E12 had been working in medical records since 7/09/01. E12 stated that "If the visual check sheets have blanks on them I give them back to the CNA's to fill in." E1 was present during this conversation and was unaware that this was happening and informed E12 not to sent them back to the units. Previous medical records staff E11 also stated in interview on 7/30/01 that she also took visual check sheets back to the CNA's to fill in if there were blanks and she did not report those individuals.

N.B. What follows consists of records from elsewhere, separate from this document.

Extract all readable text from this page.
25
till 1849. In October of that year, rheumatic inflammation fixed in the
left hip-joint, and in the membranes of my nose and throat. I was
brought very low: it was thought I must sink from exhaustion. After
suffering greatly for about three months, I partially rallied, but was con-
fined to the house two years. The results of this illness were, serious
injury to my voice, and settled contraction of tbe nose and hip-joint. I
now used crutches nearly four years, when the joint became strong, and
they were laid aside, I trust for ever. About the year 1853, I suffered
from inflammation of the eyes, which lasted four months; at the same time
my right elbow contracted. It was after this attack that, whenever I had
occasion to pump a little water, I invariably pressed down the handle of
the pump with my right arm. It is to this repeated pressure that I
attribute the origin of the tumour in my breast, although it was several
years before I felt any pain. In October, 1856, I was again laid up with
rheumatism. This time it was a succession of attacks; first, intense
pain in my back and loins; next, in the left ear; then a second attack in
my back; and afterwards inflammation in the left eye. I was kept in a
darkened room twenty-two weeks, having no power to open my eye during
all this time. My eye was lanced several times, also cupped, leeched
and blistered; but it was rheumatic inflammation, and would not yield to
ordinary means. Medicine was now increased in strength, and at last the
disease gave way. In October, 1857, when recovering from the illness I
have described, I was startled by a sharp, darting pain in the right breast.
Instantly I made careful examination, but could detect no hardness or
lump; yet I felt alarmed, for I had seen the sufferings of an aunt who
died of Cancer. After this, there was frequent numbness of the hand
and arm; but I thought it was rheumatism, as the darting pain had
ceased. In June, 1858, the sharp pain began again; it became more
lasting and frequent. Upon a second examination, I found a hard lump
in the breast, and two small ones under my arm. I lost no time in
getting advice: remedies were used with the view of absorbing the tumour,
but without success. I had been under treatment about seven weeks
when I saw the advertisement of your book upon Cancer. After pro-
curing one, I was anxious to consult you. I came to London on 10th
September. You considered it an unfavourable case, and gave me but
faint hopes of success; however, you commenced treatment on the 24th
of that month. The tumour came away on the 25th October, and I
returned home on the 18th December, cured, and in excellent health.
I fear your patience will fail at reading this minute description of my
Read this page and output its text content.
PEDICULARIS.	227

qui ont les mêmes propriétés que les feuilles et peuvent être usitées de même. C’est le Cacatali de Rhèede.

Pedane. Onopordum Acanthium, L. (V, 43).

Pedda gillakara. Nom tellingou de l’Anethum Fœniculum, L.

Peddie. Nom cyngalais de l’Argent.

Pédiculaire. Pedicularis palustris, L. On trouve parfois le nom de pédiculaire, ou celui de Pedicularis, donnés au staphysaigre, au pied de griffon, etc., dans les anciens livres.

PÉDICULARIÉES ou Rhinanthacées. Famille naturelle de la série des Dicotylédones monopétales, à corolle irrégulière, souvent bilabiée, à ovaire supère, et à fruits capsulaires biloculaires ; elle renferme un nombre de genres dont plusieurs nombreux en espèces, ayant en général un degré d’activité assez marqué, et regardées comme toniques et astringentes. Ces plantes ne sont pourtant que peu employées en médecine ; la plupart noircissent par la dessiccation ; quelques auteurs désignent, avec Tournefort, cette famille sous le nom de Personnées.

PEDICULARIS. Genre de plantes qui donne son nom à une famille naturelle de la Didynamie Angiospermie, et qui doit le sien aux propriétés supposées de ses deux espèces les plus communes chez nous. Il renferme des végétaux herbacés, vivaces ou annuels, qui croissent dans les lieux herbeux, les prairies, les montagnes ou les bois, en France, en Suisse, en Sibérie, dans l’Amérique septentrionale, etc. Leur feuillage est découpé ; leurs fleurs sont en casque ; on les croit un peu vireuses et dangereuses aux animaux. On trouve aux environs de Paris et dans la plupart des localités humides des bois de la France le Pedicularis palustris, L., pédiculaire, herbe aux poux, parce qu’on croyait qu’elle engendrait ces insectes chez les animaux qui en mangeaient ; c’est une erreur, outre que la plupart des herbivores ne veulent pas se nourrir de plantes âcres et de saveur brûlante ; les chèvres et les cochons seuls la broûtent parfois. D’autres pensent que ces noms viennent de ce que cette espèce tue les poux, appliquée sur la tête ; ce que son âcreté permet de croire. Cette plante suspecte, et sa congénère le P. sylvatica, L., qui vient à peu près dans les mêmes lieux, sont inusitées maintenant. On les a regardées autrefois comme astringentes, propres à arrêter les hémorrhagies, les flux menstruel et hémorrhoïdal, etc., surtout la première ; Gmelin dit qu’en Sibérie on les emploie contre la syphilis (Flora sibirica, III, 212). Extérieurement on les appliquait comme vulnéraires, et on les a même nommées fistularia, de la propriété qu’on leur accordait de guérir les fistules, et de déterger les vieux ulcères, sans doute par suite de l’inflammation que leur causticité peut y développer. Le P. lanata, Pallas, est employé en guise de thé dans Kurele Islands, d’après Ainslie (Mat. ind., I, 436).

12. Maintenance Director (E3) was interviewed on 7/30/01 at approximately 11:45 a.m. while E3 and E13 were on the Annex East changing the codes for the exit key pads. Per interview with E3 the codes to the door alarm pads are changed each week. E3 stated that all doors are checked on a daily basis Monday-Friday to insure that the door alarms work and that doors close properly. Review of the July 2001 facility preventative maintenance log and interview with E3 confirmed that the exterior doors were not being routinely checked for proper function on weekends prior to this incident. E3 stated that they had been checking doors on a daily (M-F) basis for sometime including prior to R1's incident. E3 stated that on the night of the incident he had been called in to work on the left exit door as the weatherstripping was causing the door not to shut completely and there was a striker that needed adjustment. Surveyor stated that E2 had said that it was the right door that wasn't working properly. E3 insisted that he had worked on the left door. E2 later clarified that due to a misunderstanding E3 had worked on the wrong side of the double doors on 7/14/01. The next day, the left door was repaired by grinding off the pin that had come down at the bottom of the door to allow the door to completely close.
E3 stated that no one had reported any problems with the door not closing. E3 became maintenance director in January of 2001. E3 stated he had no work orders for these doors. E3 stated that if door problems are found during daily checks that adjustments are made and it is not documented. E3 stated that he also works on doors from verbal comments and does not fill out work orders.